Il democristiano che comanda al mio paese cammina e c’è sempre qualcuno a farsi avanti a braccetto della propria moglie per stargli accanto e parlargli. Ce n’è uno, poi, che accompagnato dal suocero – col berretto stretto in pugno, col vassoio delle cassatelle appena sfornate – a riprova di avere messo la testa a posto offre se stesso, lo stato di famiglia, i parenti e il vicinato: tutta contabilità a disposizione delle singole preferenze e dei voti di lista.

Il maresciallo dei Carabinieri in piedi all’angolo del Bar Cardillo veglia sulla domenica pomeriggio accennando un colpo di tacchi quando il democristiano che comanda al mio paese guarda nella sua direzione come a informarsi: “Sta arrivando?”.

Sta venendo il Vescovo. E sta per fare il suo discorso in piazza il signor Ministro. Sua Eccellenza il Vescovo non si ferma in piazza, scende dall’automobile, raccoglie i baci sull’anello degli astanti ed entra in una casa da dove, al riparo delle cassine, può ascoltare non visto le note di “oh biancofiore, simbol d’amore” e poi il “vota e fai votare!”.

Il maresciallo dei Carabinieri con una sola occhiata dispone due militi ma anche le guardie municipali sul ciglio della strada per fare ala alla Fiat 131 in arrivo. Ecco finalmente il sig. Ministro. Il democristiano che comanda al mio paese gli dà del tu: “Totò, carissimo”.

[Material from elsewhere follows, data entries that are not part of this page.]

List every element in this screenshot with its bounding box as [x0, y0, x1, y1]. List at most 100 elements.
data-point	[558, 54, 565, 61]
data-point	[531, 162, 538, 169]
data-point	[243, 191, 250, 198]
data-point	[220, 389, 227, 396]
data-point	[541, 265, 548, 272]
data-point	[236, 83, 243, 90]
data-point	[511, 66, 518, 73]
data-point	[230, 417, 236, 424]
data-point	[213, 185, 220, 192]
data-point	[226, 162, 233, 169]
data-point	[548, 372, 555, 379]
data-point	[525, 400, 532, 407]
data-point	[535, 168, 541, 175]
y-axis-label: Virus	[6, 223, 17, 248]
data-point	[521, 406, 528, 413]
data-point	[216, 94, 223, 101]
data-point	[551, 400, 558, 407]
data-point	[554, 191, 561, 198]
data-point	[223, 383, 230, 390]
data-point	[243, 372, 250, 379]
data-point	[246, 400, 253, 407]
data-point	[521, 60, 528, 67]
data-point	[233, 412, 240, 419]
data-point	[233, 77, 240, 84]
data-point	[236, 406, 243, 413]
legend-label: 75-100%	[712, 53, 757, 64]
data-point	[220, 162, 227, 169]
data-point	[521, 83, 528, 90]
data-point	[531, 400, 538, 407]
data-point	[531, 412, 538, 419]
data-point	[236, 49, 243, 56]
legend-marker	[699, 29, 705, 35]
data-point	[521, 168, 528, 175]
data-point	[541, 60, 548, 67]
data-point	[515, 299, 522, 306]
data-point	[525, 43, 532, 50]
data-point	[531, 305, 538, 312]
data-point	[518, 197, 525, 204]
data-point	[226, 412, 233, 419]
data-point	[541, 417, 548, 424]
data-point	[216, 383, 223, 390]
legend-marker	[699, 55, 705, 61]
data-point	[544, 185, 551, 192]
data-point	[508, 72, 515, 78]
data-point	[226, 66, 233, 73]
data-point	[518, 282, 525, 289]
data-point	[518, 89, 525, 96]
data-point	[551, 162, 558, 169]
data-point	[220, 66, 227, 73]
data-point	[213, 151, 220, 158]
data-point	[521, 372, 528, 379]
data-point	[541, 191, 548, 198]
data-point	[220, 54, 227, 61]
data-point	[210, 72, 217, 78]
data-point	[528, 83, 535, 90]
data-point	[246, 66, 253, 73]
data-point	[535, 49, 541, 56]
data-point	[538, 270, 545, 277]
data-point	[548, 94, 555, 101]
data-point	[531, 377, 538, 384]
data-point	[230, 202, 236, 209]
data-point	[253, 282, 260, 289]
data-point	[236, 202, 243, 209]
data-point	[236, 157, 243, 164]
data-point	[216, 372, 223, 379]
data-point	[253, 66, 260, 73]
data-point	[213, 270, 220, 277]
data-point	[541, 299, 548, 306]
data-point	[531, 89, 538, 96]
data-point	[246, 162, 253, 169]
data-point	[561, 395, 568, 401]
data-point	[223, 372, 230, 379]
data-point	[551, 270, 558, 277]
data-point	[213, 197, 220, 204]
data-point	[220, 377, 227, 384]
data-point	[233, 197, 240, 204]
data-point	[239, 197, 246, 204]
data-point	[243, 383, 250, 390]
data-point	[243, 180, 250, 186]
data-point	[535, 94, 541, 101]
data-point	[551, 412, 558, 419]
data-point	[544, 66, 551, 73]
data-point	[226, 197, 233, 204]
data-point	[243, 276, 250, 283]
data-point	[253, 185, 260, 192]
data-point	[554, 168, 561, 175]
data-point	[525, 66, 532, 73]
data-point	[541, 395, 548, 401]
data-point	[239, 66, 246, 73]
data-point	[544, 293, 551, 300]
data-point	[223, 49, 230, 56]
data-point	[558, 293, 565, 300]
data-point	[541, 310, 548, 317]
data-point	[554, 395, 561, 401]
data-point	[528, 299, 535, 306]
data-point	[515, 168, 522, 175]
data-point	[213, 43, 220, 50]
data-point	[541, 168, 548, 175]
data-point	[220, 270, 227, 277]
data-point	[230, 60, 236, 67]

Dalla porta della canonica escono le pie donne, con loro i bambini e i ragazzi del catechismo – quindi le mamme – e poi i soci della Società Agricola. Sono, questi, perlopiù dei signori in avanti con l’età. Si portano fuori dai locali del loro circolo le sedie e le dispongono intorno per godersi, comodi, il comizio. Ma ci sono le signore e perciò cedono loro il posto mentre l’umanità della Prima Repubblica – il suo granaio di consenso – sciama intorno al mondo piccolo del mio paese dove c’è un democristiano che comanda e che si muove con sapienza. E con misericordia.

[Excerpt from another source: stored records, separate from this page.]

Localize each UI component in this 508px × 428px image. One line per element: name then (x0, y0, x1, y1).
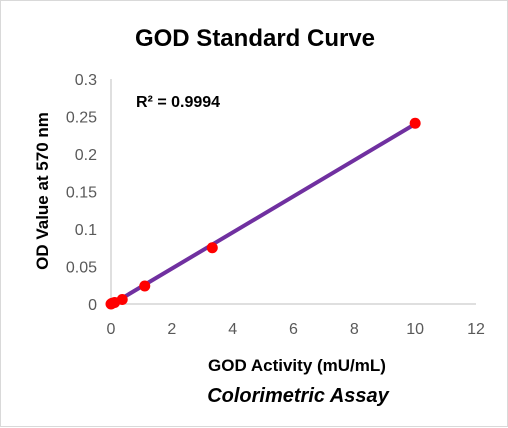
x-tick-label: 8 (350, 321, 359, 338)
x-tick-label: 4 (228, 321, 237, 338)
y-tick-label: 0 (88, 297, 97, 314)
y-tick-label: 0.25 (66, 110, 97, 127)
data-point (139, 280, 151, 292)
x-tick-labels: 0 2 4 6 8 10 12 (107, 321, 485, 338)
y-axis-title: OD Value at 570 nm (33, 112, 52, 270)
assay-subtitle: Colorimetric Assay (207, 385, 389, 407)
y-tick-label: 0.15 (66, 185, 97, 202)
linear-trendline (109, 122, 418, 307)
y-tick-label: 0.1 (75, 222, 97, 239)
trendline-layer (109, 122, 418, 307)
data-points-layer (105, 117, 421, 310)
chart-title: GOD Standard Curve (135, 25, 375, 52)
y-tick-labels: 0 0.05 0.1 0.15 0.2 0.25 0.3 (66, 72, 97, 314)
y-tick-label: 0.3 (75, 72, 97, 89)
x-tick-label: 6 (289, 321, 298, 338)
y-tick-label: 0.05 (66, 260, 97, 277)
r-squared-annotation: R² = 0.9994 (136, 94, 220, 111)
x-tick-label: 0 (107, 321, 116, 338)
x-tick-label: 10 (406, 321, 424, 338)
x-tick-label: 12 (467, 321, 485, 338)
data-point (206, 242, 218, 254)
y-tick-label: 0.2 (75, 147, 97, 164)
plot-area (110, 79, 476, 305)
x-tick-label: 2 (167, 321, 176, 338)
data-point (116, 294, 128, 305)
x-axis-title: GOD Activity (mU/mL) (208, 356, 386, 375)
data-point (409, 117, 421, 129)
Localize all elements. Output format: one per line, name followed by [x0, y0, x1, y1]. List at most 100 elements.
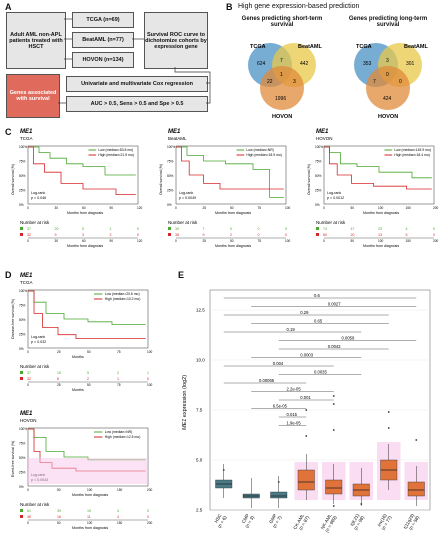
c-plot-2-risk-high: 5	[406, 233, 408, 237]
d-plot-1-risk-high: 46	[27, 515, 31, 519]
d-plot-0-ytick: 25%	[19, 333, 26, 337]
c-plot-2-risk-high-swatch	[316, 233, 319, 236]
c-plot-0-xtick: 0	[27, 206, 29, 210]
genes-box: Genes associated with survival	[6, 74, 60, 118]
e-xtick: HSC	[214, 512, 223, 523]
venn-short: TCGA BeatAML HOVON 624 442 7 1 22 3 1996	[248, 43, 322, 120]
d-plot-0-xtick: 0	[27, 350, 29, 354]
c-plot-1-curve-high	[176, 146, 284, 190]
d-plot-1-xtick: 100	[87, 488, 93, 492]
d-plot-0-ytick: 0%	[19, 347, 24, 351]
panel-label-b: B	[226, 2, 233, 12]
criteria-box: AUC > 0.5, Sens > 0.5 and Spe > 0.5	[66, 96, 208, 112]
c-plot-2-risk-low: 47	[351, 227, 355, 231]
d-plot-0-risk-low: 1	[147, 371, 149, 375]
c-plot-1-risk-high: 0	[285, 233, 287, 237]
venn-long-v6: 0	[399, 79, 402, 85]
d-plot-1-xtick: 0	[27, 488, 29, 492]
d-plot-0-risk-xlabel: Months	[72, 388, 84, 392]
panel-label-d: D	[5, 270, 12, 280]
c-plot-2-risk-high: 0	[433, 233, 435, 237]
d-plot-1-risk-high: 16	[57, 515, 61, 519]
e-outlier	[415, 439, 418, 441]
c-plot-0-risk-high: 0	[137, 233, 139, 237]
d-plot-0-curve-high	[28, 290, 146, 339]
e-sig-pval: 0.0059	[342, 336, 355, 341]
e-sig-pval: 0.00065	[259, 378, 275, 383]
c-plot-0-pval-label: Log-rank	[31, 191, 45, 195]
c-plot-0-risk-xtick: 60	[82, 239, 86, 243]
e-outlier	[387, 411, 390, 413]
c-plot-2-risk-low: 74	[323, 227, 327, 231]
e-outlier	[222, 469, 225, 471]
venn-long-v4: 0	[386, 72, 389, 78]
d-plot-0-risk-high-swatch	[20, 377, 23, 380]
d-plot-1-xtick: 200	[147, 488, 153, 492]
c-plot-2-ytick: 50%	[315, 174, 322, 178]
e-outlier	[305, 409, 308, 411]
c-plot-1-cohort: BeatAML	[168, 136, 187, 141]
d-plot-0-xtick: 100	[147, 350, 153, 354]
c-plot-0-ylabel: Overall survival (%)	[11, 164, 15, 195]
c-plot-1-risk-high: 0	[258, 233, 260, 237]
d-plot-1-risk-xtick: 0	[27, 521, 29, 525]
e-outlier	[332, 429, 335, 431]
venn-short-v7: 1996	[275, 96, 286, 102]
venn-long-v3: 3	[386, 58, 389, 64]
d-plot-0-risk-high: 2	[87, 377, 89, 381]
c-plot-1-risk-high-swatch	[168, 233, 171, 236]
c-plot-0-axes	[27, 145, 139, 205]
e-sig-pval: 0.001	[300, 395, 311, 400]
e-xtick: CMP	[241, 513, 250, 524]
c-plot-2-risk-xtick: 150	[406, 239, 412, 243]
d-plot-1-axes	[27, 427, 149, 487]
c-plot-1-legend-low: Low (median=NR)	[246, 148, 273, 152]
c-plot-1-risk-high: 9	[203, 233, 205, 237]
c-plot-1-risk-xlabel: Months from diagnosis	[215, 244, 251, 248]
c-plot-1-risk-xtick: 25	[203, 239, 207, 243]
c-plot-2-ylabel: Overall survival (%)	[307, 164, 311, 195]
d-plot-1-ylabel: Event-free survival (%)	[11, 441, 15, 477]
c-plot-1-xlabel: Months from diagnosis	[215, 211, 251, 215]
venn-short-label-beat: BeatAML	[298, 44, 322, 50]
c-plot-0-risk-xtick: 30	[55, 239, 59, 243]
c-plot-2-risk-low: 0	[433, 227, 435, 231]
cohort-beataml-box: BeatAML (n=77)	[72, 32, 134, 48]
e-box	[407, 481, 425, 497]
d-plot-1-ytick: 0%	[19, 485, 24, 489]
c-plot-2-risk-high: 20	[351, 233, 355, 237]
c-plot-0-risk-high: 3	[82, 233, 84, 237]
c-plot-2-pval: p = 0.0012	[327, 196, 344, 200]
d-plot-0-risk-low-swatch	[20, 371, 23, 374]
c-plot-1-ytick: 0%	[167, 203, 172, 207]
venn-long-label-tcga: TCGA	[356, 44, 372, 50]
d-plot-1-risk-high: 4	[117, 515, 119, 519]
e-sig-pval: 0.015	[287, 412, 298, 417]
e-ytick: 12.5	[196, 308, 205, 313]
c-plot-2-xtick: 200	[433, 206, 439, 210]
d-plot-0-legend-low: Low (median=20.6 mo)	[105, 292, 140, 296]
c-plot-1-risk-low: 7	[203, 227, 205, 231]
e-box	[270, 491, 288, 499]
e-ytick: 5.0	[196, 458, 203, 463]
c-plot-2-risk-low: 23	[378, 227, 382, 231]
d-plot-1-legend-high: High (median=12.5 mo)	[105, 435, 141, 439]
c-plot-1-pval: p = 0.0049	[179, 196, 196, 200]
c-plot-1-xtick: 50	[230, 206, 234, 210]
c-plot-0-risk-low-swatch	[20, 227, 23, 230]
venn-short-v6: 3	[293, 79, 296, 85]
d-plot-1-xlabel: Months from diagnosis	[72, 493, 108, 497]
c-plot-1-risk-low: 0	[230, 227, 232, 231]
panel-label-c: C	[5, 127, 12, 137]
e-xtick-n: (n = 7)	[272, 515, 283, 529]
c-plot-0-risk-xtick: 0	[27, 239, 29, 243]
venn-short-label-hovon: HOVON	[272, 114, 292, 120]
c-plot-0-ytick: 100%	[19, 145, 27, 149]
e-xtick-n: (n = 3)	[244, 515, 255, 529]
d-plot-1-risk-xtick: 100	[87, 521, 93, 525]
e-sig-pval: 2.2e-05	[287, 387, 302, 392]
c-plot-0-xtick: 90	[110, 206, 114, 210]
d-plot-1-legend-low: Low (median=NR)	[105, 430, 132, 434]
venn-long-v5: 7	[373, 79, 376, 85]
c-plot-1-ytick: 100%	[167, 145, 175, 149]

Parlo di Agira, ma potrei parlare di Valguarnera Caropepe, di Canicattì o di Mussomeli – la patria di Totò Cardinale – e di qualunque altro posto genericamente indicato tra quelli dove Cristo ebbe a perdere le scarpe. Giuseppuzzo Alberto Falci, straordinario cronista parlamentare, in dialogo con Cardinale – ministro delle Telecomunicazioni nei Governi D’Alema e Amato – ne ha ricavato per Rubbettino un libro che è una sceneggiatura: Un giovane della Prima Repubblica. Un giovanotto dell’eterno immobile sentimento democristiano e siciliano: il potere.